On 03/08/2011 09:37 AM, bearophile wrote:
Caligo:

I don't understand why so many here are obsessed with constantly trying to
"improve" D and/or find things that are wrong with the language just so they
can come up with a solution.  We've had feature freeze, have we not?

There are several unfinished features and parts in the current D2, so the right 
thing to do is to work on them and on bugs, instead of piling even more 
uncooked things on D2. On the other hand, a programming language is an alive 
thing, if it stops its development, it dies.

People are designing even new C and Fortran features, and they are languages 
far older than D:
http://en.wikipedia.org/wiki/C1X

So new ideas for D3 language, or to fix D2 holes/warts are important.

And language communities too are alive things. If there's no development of new 
ideas or fun things, the vitality of the community decreases.
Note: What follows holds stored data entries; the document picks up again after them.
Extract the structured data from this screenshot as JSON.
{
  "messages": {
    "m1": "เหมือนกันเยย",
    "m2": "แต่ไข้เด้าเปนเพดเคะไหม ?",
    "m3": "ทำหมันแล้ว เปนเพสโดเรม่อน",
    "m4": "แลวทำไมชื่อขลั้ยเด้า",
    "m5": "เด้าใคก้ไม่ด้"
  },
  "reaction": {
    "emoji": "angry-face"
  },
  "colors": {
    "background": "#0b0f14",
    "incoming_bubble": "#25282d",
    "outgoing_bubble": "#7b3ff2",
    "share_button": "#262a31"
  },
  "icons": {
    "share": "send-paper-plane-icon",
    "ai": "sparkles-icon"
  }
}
Another point of view: D2 has been in great part designed _a priori_; this a priori design is a big part of what TDPL describes. As we all know (one of the few things history of programming has taught us), this is not often a sustainable way to develop, even for trivial apps. Instead, one discovers what a correct design should be along with guesses, trials, prototyping, implementation, testing, and real use, more real use, even more real use. Say, this is the creative and exploratory part of programming. A PL language is often a huge system, hyper complex, and very abstract (by definition, it is one level more abstract than any app program ;-). And D2 is a very big and complicated language; and far to be orthogonal, which means independently imaged features actually interact in unpredicted manners. (*) We should not allow D2, I guess, freeze on wrongly conceived (a priori) design; then, it's too late. No idea what Walter and Andrei think of this, but for me these are facts. You may think this is lost time, energy, & motivation; but the alternative is having an unusable PL; at least in its more innovative, interesting, and attractive features; which means all programmers would simply stick with C/C++/C#/Java.

Denis

(*)Even one of its best thought features, problably: ranges, needs be constantly questionned; while this is precisely a feature that should be highly orthogonal to most other dimensions of the language, to be nearly transpatently usable --and used-- everywhere. We are still far to be there, I guess; ranges instead constantly get it the way (of my programming practice); to the point I know avoid them. Their greatest side is the ability to use algorithms uniformly with any collection, but the most commons of such algos (map, filter) are trivial funcs.